Photo courtesy of the LA Times

Governments are still developing indicators that will measure progress toward sustainable development. They are proposing that the right to Decent Work be measured by counting deaths and injuries in the workplace and by the number of conventions signed. In Bangladesh we know too well that counting dead bodies does not result in living wages, in union rights, in social protection, in less discrimination or sexual harassment or in justice for the dead or injured workers and their families.

If there was just one indicator to measure Decent Work it should be the percentage of people, particularly women, who are members of trade unions able to genuinely assert workers’ rights and collectively bargain. The right to independently unionise is the right that unlocks all others. Even the International Monetary Fund (IMF) recently recognised that increasing trade unionism can decrease poverty and inequality.
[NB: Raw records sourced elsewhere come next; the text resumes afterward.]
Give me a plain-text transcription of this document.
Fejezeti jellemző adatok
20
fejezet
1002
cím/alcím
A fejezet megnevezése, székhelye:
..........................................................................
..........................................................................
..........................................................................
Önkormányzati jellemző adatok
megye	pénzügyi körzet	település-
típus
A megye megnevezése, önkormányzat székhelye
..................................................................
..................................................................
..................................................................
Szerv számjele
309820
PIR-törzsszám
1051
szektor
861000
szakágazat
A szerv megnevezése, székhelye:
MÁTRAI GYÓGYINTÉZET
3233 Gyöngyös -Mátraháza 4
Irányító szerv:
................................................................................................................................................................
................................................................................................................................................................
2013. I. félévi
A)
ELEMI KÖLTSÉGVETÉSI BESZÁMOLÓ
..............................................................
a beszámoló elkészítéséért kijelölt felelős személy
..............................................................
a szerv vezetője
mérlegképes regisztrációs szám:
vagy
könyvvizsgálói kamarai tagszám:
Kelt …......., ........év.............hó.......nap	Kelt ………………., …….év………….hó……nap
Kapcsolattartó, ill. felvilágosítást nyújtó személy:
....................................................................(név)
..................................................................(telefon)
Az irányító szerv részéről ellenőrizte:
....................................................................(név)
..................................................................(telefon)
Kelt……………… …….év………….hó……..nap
But it’s not just the lack of commitment to honour labour rights that undermines the development goals. There is no commitment to change the economic systems that allow companies to avoid tax, to hide behind untraceable supply chains, to use offshore bank accounts or to pay for the damages they do to people’s lives and the environment. There’s also no money being committed to help least developed countries to develop the public services, institutions and social protection we need.

There is a growing movement of people around the world of people who are dissatisfied with the way the rich have been able to create rules that allow them to exploit our environments and our labour and make enormous profits. The goals don’t address the need to regulate multinational corporations and their supply chains. Instead multi-nationals are elevated as an implementer of development despite the role they often undermining development through tax avoidance, wealth concentration, environmental degradation, campaigning against regulations and attacks on trade unionists and other human rights defenders.

While governments were welcoming the goals in the UN, I was also in New York talking about ways to achieve sustainable development. I was instead speaking at the People’s General Assembly. I spoke about the experiences of garment workers; working 12 to 14 hours a day, enduring discrimination and sexual harassment, receiving short term contracts to avoid maternity leave rights, getting sick from fumes and chemicals, threatened when we organise and, of course, being killed in buildings we have reported as unsafe.

Now is the time to realise that governments are not governing for us. We can use these development goals as part of our campaign for a global shift in power - a global shift toward Development Justice. But we can’t rely on them. We must continue to organise and to build our movement. But we must also use our power in a global response to these global problems. Corporations and governments have coordinated globally to set the rules that enable them to get rich. We don’t have money, weapons, media or politicians to do our bidding. But we are the majority. We have our labour and our solidarity and we must use them.